In contrast, a normal prune command will only identify chunks referenced by deleted revisions but not any other revisions.

-exclusive

Assume exclusive access to the storage (disable two-step fossil collection).

The -exclusive option will assume that no other clients are accessing the storage, effectively disabling the two-step fossil collection algorithm.

With this option, the prune command will immediately remove unreferenced chunks.

WARNING: Only run -exclusive when you are sure that no other backup is running, on any other device or repository.

-dry-run, -d

This option is used to test what changes the prune command would have done. It is guaranteed not to make any changes on the storage, not even creating the local fossil collection file.

Example:
After running this nothing will be modified in the storage, but duplicacy will show all output just like a normal run:

duplicacy prune -dry-run -all -exhaustive - exclusive

-collect-only

Identify and collect fossils, but don’t delete fossils previously collected.

Example:
duplicacy prune -collect-only
The -delete-only option will skip the fossil collection step, while the -collect-only option will skip the fossil deletion step.

-delete-only

Delete fossils previously collected (if deletable) and don’t collect fossils.

Example:
duplicacy prune -delete-only

Deleting Fossil Files

So when you set up pruning, fossil files are not deleted by default. You need to use specific switches to delete fossil files. First, let’s do a dry run because we always do a dry run when doing something destructive.

The following command will do a dry run and show you the unreferenced chunks that should be removed.

duplicacy prune -exhaustive -exclusive -d

Once we confirm the output seems logical and it’s not a huge amount of chunks (unless you have a large number of revisions due to more frequent backups or keeping revisions longer) we can safely run the command.

duplicacy prune -exhaustive -exclusive

Next, we want to delete the fossil files collected previously or in previous prune jobs. But we want to dry run, because we want to confirm how many fossils are being deleted.

duplicacy prune -delete-only -d

If nothing looks abnormal, you can remove the -d and the fossil files will be deleted.

duplicacy prune -delete-only

Dangers in Deleting Fossil Files

Are there any dangers in pruning fossil files?

There is always a danger in doing something destructive; hence always be cautious.

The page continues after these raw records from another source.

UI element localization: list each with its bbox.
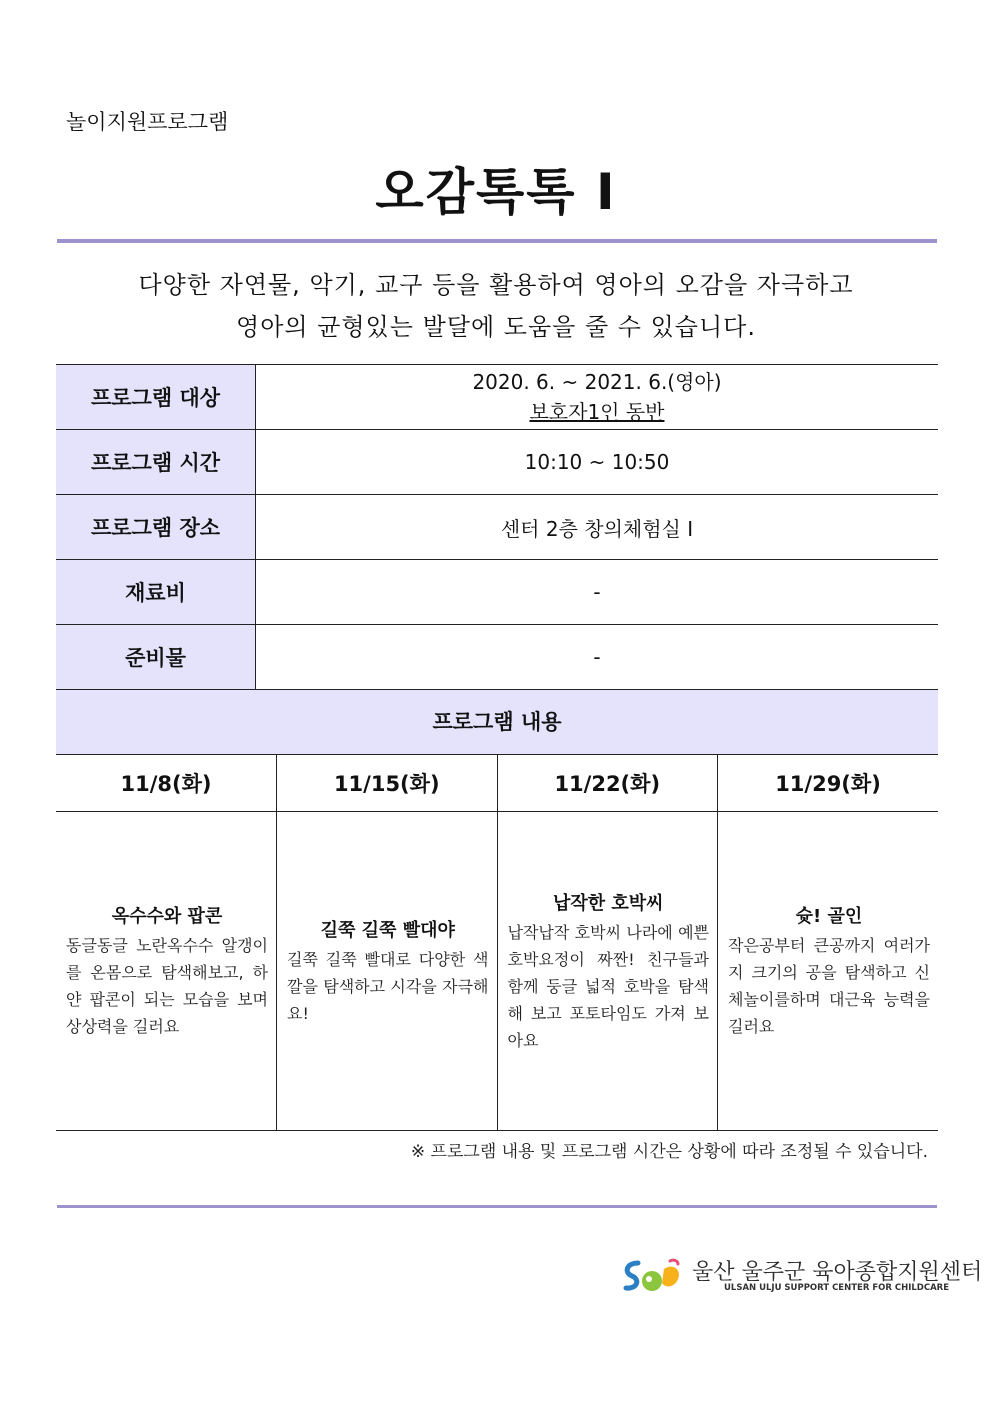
session-description: 작은공부터 큰공까지 여러가지 크기의 공을 탐색하고 신체놀이를하며 대근육 능력을 길러요 [728, 936, 930, 1036]
schedule-notice: ※ 프로그램 내용 및 프로그램 시간은 상황에 따라 조정될 수 있습니다. [410, 1142, 928, 1162]
program-info-table [56, 364, 938, 690]
session-cell [718, 812, 939, 1131]
time-label: 프로그램 시간 [56, 430, 256, 495]
supplies-label: 준비물 [56, 625, 256, 690]
content-heading: 프로그램 내용 [56, 690, 938, 755]
session-title: 슛! 골인 [795, 906, 863, 927]
info-row-supplies [56, 625, 938, 690]
target-age-range: 2020. 6. ~ 2021. 6.(영아) [472, 370, 722, 394]
info-row-time [56, 430, 938, 495]
target-guardian-note: 보호자1인 동반 [529, 400, 665, 424]
info-row-target [56, 365, 938, 430]
top-divider [57, 239, 937, 243]
center-logo-icon [620, 1255, 686, 1297]
center-name-english: ULSAN ULJU SUPPORT CENTER FOR CHILDCARE [724, 1283, 950, 1293]
program-category: 놀이지원프로그램 [66, 110, 229, 134]
session-date: 11/22(화) [497, 755, 718, 812]
schedule-table [56, 755, 938, 1131]
target-value [256, 365, 939, 430]
session-date: 11/15(화) [277, 755, 498, 812]
bottom-divider [57, 1205, 937, 1208]
session-cell [497, 812, 718, 1131]
session-cell [56, 812, 277, 1131]
center-name-korean: 울산 울주군 육아종합지원센터 [692, 1260, 983, 1285]
fee-label: 재료비 [56, 560, 256, 625]
session-date: 11/8(화) [56, 755, 277, 812]
session-title: 옥수수와 팝콘 [111, 906, 223, 927]
supplies-value: - [256, 625, 939, 690]
schedule-date-row [56, 755, 938, 812]
session-description: 동글동글 노란옥수수 알갱이를 온몸으로 탐색해보고, 하얀 팝콘이 되는 모습을 보며 상상력을 길러요 [66, 936, 268, 1036]
session-title: 길쭉 길쭉 빨대야 [320, 919, 455, 941]
time-value: 10:10 ~ 10:50 [256, 430, 939, 495]
target-label: 프로그램 대상 [56, 365, 256, 430]
fee-value: - [256, 560, 939, 625]
session-title: 납작한 호박씨 [552, 892, 664, 914]
session-cell [277, 812, 498, 1131]
info-row-place [56, 495, 938, 560]
place-label: 프로그램 장소 [56, 495, 256, 560]
session-date: 11/29(화) [718, 755, 939, 812]
program-title: 오감톡톡 I [375, 163, 617, 221]
session-description: 길쭉 길쭉 빨대로 다양한 색깔을 탐색하고 시각을 자극해요! [287, 949, 489, 1023]
intro-line-2: 영아의 균형있는 발달에 도움을 줄 수 있습니다. [236, 313, 756, 341]
place-value: 센터 2층 창의체험실 I [256, 495, 939, 560]
schedule-activity-row [56, 812, 938, 1131]
session-description: 납작납작 호박씨 나라에 예쁜 호박요정이 짜짠! 친구들과 함께 둥글 넓적 호박을 탐색해 보고 포토타임도 가져 보아요 [507, 922, 709, 1050]
intro-line-1: 다양한 자연물, 악기, 교구 등을 활용하여 영아의 오감을 자극하고 [138, 271, 854, 299]
center-logo [620, 1255, 983, 1297]
info-row-fee [56, 560, 938, 625]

However, the two-step fossil collection will do its due diligence to ensure that the collected fossils are safe to delete.

However, you must ensure that there is a reoccurring backup running that creates snapshots, at least two, per the documentation. To ensure that no fossils are deleted that may be attached to a snapshot, the second step of the two-step process will check if the chunk to be turned into a fossil is not referenced by a snapshot backup.

There are some corner cases in that fossils may be deleted mistakenly.

There are two corner cases that a fossil still needed may be mistakenly deleted. When there is a backup taking more than 7 days that started before the chunk was marked as fossil, then the prune command will think the repository has become inactive which will then be excluded from the criteria for determining safe fossils
to be deleted.

The other case happens when an initial backup from a newly recreated repository that also started before the chunk was marked as fossil. Since the prune command doesn’t know the existence of such a repository at the fossil deletion time, it may think the fossil isn’t needed any more by any backup and thus delete it permanently.

Therefore, a check command must be used if a backup is an initial backup or takes more than 7 days. Once a backup passes the check command, it is guaranteed that it won’t be affected by any future prune operations.

https://forum.duplicacy.com/t/prune-command-details/1005#:~:text=backup%20in%20progress.-,Corner%20cases%20when%20prune%20may%20delete%20too%20much,-There%20are%20two

Change Log

  • 02/24/2023
    • Updated article and quoted duplicacy documentation about the two-step fossil collection process when pruning.
    • Changed pruning to delete for fossil files as you don’t prune fossil files.